Unos metros más adelante, se oyó una voz ahogada.
—Todos permanecimos encerrados desde la mañana siguiente a la llegada de ese Berg. De las personas que ayudaron a los que recibieron disparos… la mayoría también enfermó y murió… solo tardaron un poquito más.
—Fueron los dardos —respondió Alec en voz bien fuerte para que todos los que estuvieran cerca pudieran oírlo—. Debe ser un virus. Nosotros logramos colarnos en ese Berg; lo estrellamos a dos días de aquí. Encontramos una caja con los dardos que nos dispararon. Es muy probable que hayan infectado a la gente que fue alcanzada por ellos.
Dentro de los refugios comenzaron a escucharse susurros y murmullos, pero nadie respondió.

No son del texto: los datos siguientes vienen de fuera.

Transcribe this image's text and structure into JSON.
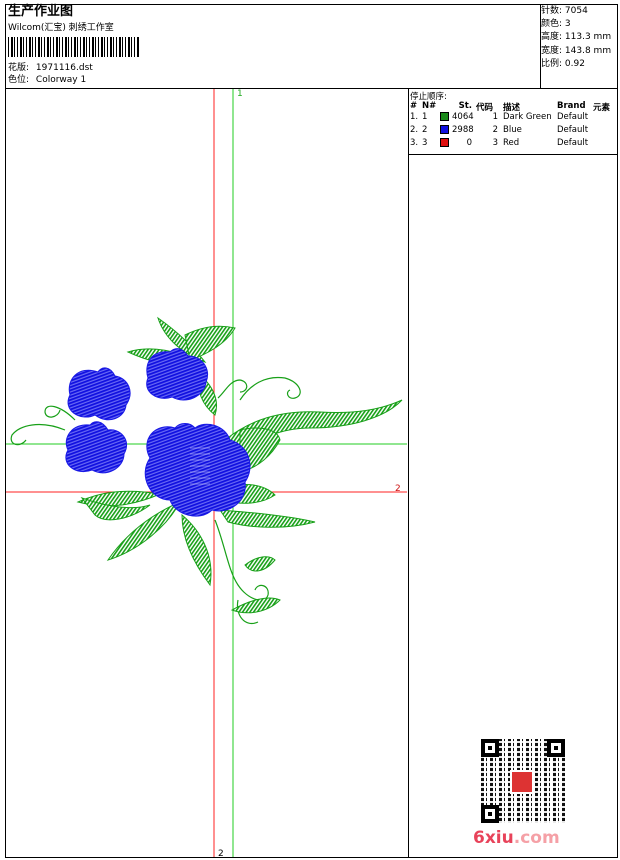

—Es una suerte que hayan sido lo suficientemente inteligentes como para permanecer en sus casas. Si se trata de algún tipo de virus, eso impidió que se propagara como la pólvora. ¿Quién sabe? Si todos están encerrados y nadie más se enfermó, puede haberse extinguido con esos pobres diablos de La Inclinada.
—Ojalá tengas razón —repuso Mark con expresión de duda.
El ruido de pisadas evitó que Alec respondiera. Ambos se dieron vuelta justo a tiempo para ver a Trina bordeando un recodo con rapidez y dirigiéndose hacia ellos. Sucia y sudorosa, su rostro estaba teñido por la desesperación. Al ver a Mark, sus ojos se encendieron, y se dio cuenta de que a él le ocurría lo mismo. Se sintió aliviado al ver que ella tenía aspecto saludable. Echó a correr hacia él sin intención de disminuir el paso, hasta que Alec la detuvo.
Cuando se interpuso entre los dos con las manos estiradas, Trina frenó de golpe.
—Muy bien, chicos. Seamos cuidadosos antes de comenzar con los abrazos. Debemos ser muy precavidos.
Mark esperó que Trina se quejara, pero ella hizo una señal de asentimiento mientras inhalaba profundamente.
—Está bien. Solo iba… Es que estoy tan contenta de verlos… Pero dense prisa, tengo que mostrarles algo. ¡Vengan! —exclamó agitando las manos y luego echó a correr en la dirección en que había venido.
Sin vacilar, la siguieron a través del callejón principal del poblado. Mientras circulaban, Mark oyó gritos y murmullos y vio dedos que apuntaban hacia afuera desde las casas cerradas. Después de varios minutos, Trina se detuvo ante una pequeña choza que tenía tres troncos clavados sobre la puerta. Del lado de afuera.
Habían puesto a alguien en prisión. Y ese alguien estaba gritando.